Saat mempelajari contoh RAB desain interior, maka yang perlu diperhatikan adalah jumlah material yang dibutuhkan untuk membangun atau merenovasi sebuah ruangan. Terlepas dari harga yang berlaku, namun umumnya kebutuhan material antara satu kota dengan kota lainnya cenderung sama, kecuali jika dilihat dari luas ruangan. Namun bisa diperbandingkan dalam daftar contoh RAB  tersebut. Misalnya, dengan luas ruangan 3 x 4 meter membutuhkan semen 5 sak, maka saat membangun ruangan dengan luas 4 x 4 meter kebutuhannya pun tidak jauh beda. Contoh RAB tersebut bisa dijadikan acuan saat akan menyusun RAB untuk membangun atau merenovasi rumah sendiri.

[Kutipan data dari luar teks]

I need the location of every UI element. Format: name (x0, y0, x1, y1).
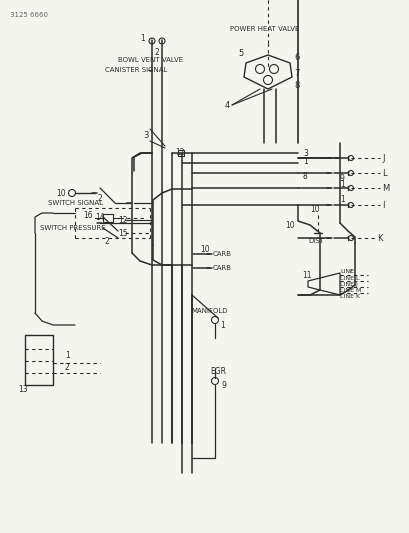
Text: CANISTER SIGNAL: CANISTER SIGNAL (105, 67, 167, 73)
Text: DIST: DIST (307, 238, 323, 244)
Text: EGR: EGR (209, 367, 225, 376)
Text: CARB: CARB (213, 251, 231, 257)
Text: I: I (381, 200, 384, 209)
Text: CARB: CARB (213, 265, 231, 271)
Text: 8: 8 (302, 172, 307, 181)
Text: 12: 12 (175, 148, 184, 157)
Text: J: J (381, 154, 384, 163)
Text: 1: 1 (220, 320, 224, 329)
Bar (178, 150, 184, 156)
Text: 1: 1 (139, 34, 144, 43)
Text: 3: 3 (302, 149, 307, 157)
Text: POWER HEAT VALVE: POWER HEAT VALVE (229, 26, 299, 32)
Text: M: M (381, 183, 388, 192)
Text: K: K (376, 233, 382, 243)
Text: 5: 5 (237, 49, 243, 58)
Text: 10: 10 (56, 189, 65, 198)
Text: L: L (381, 168, 386, 177)
Text: 15: 15 (118, 229, 127, 238)
Text: 12: 12 (118, 215, 127, 224)
Text: 13: 13 (18, 384, 27, 393)
Text: LINE J: LINE J (339, 281, 357, 287)
Text: BOWL VENT VALVE: BOWL VENT VALVE (118, 57, 183, 63)
Text: 10: 10 (284, 221, 294, 230)
Text: MANIFOLD: MANIFOLD (191, 308, 228, 314)
Text: SWITCH PRESSURE: SWITCH PRESSURE (40, 225, 106, 231)
Text: 16: 16 (83, 211, 92, 220)
Text: 2: 2 (155, 47, 160, 56)
Text: LINE K: LINE K (339, 294, 359, 298)
Text: 11: 11 (301, 271, 311, 279)
Text: 4: 4 (225, 101, 230, 109)
Text: 3: 3 (143, 131, 148, 140)
Text: 1: 1 (302, 157, 307, 166)
Text: 3125 6660: 3125 6660 (10, 12, 48, 18)
Text: LINE: LINE (339, 269, 353, 273)
Text: 9: 9 (221, 382, 226, 391)
Text: 7: 7 (293, 69, 299, 77)
Text: I: I (348, 269, 350, 273)
Text: 9: 9 (339, 174, 344, 182)
Bar (25, 335, 53, 385)
Bar (103, 214, 113, 222)
Text: 2: 2 (65, 364, 70, 373)
Text: LINE M: LINE M (339, 287, 360, 293)
Text: 1: 1 (339, 180, 344, 189)
Text: 1: 1 (339, 195, 344, 204)
Text: LINE L: LINE L (339, 276, 359, 280)
Text: 10: 10 (309, 205, 319, 214)
Text: 2: 2 (98, 193, 103, 203)
Text: 8: 8 (293, 80, 299, 90)
Text: 14: 14 (95, 213, 104, 222)
Text: SWITCH SIGNAL: SWITCH SIGNAL (48, 200, 103, 206)
Text: 2: 2 (105, 237, 110, 246)
Text: 6: 6 (293, 52, 299, 61)
Text: 1: 1 (65, 351, 70, 359)
Text: 10: 10 (200, 245, 209, 254)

Selain mempelajari contoh RAB desain interior, bisa juga dengan melakukan survei harga pasar baik melalui online maupun langsung ke toko-toko bangunan. Umumnya melakukan observasi harga pasar untuk memperbandingkan bisa dilakukan secara daring saja. Selain hemat waktu, juga hemat biaya. Dari hasil pemantauan harga tersebut, bisa membuat RAB dengan mengacu pada contoh yang sudah ada. Jika contoh RAB mengenakan harga yang lebih besar, maka potensi lebih hemat apabila memilih suplier material yang tepat bisa terjadi. Jangan sampai menggunakan harga material yang lebih mahal karena menganggap harga di RAB adalah harga yang "paling benar". Padahal, sebagaimana komoditas, harga material bisa berubah-ubah bergantung kondisi pasar maupun permintaan.

Untuk membuat anggaran berdasarkan contoh RAB desain interior yang sudah ada, cara yang paling tepat adalah dengan meng-copy paste template tersebut ke dalam rancangan yang sesungguhnya. Maksudnya adalah, contoh RAB tersebut diterapkan untuk rencana renovasi dengan penyesuaian terhadap jumlah material yang dibutuhkan dan harga yang sudah disurvei sebelumnya. Jangan sampai salah memasukkan kebutuhan materialnya karena bisa berdampak pada anggaran yang tersedia. Jika terjadi kekurangan anggaran, efek dominonya bisa menghentikan proyek untuk waktu yang tidak bisa ditentukan. Dan proyek yang terbengkalai cenderung lama kelamaan akan rusak dengan sendirinya.

So, susunlah Rancangan Anggaran Biaya pembangunan rumah versi kita sendiri dengan teliti agar rumah bisa selesai sesuai dengan waktunya. Selamat mencoba.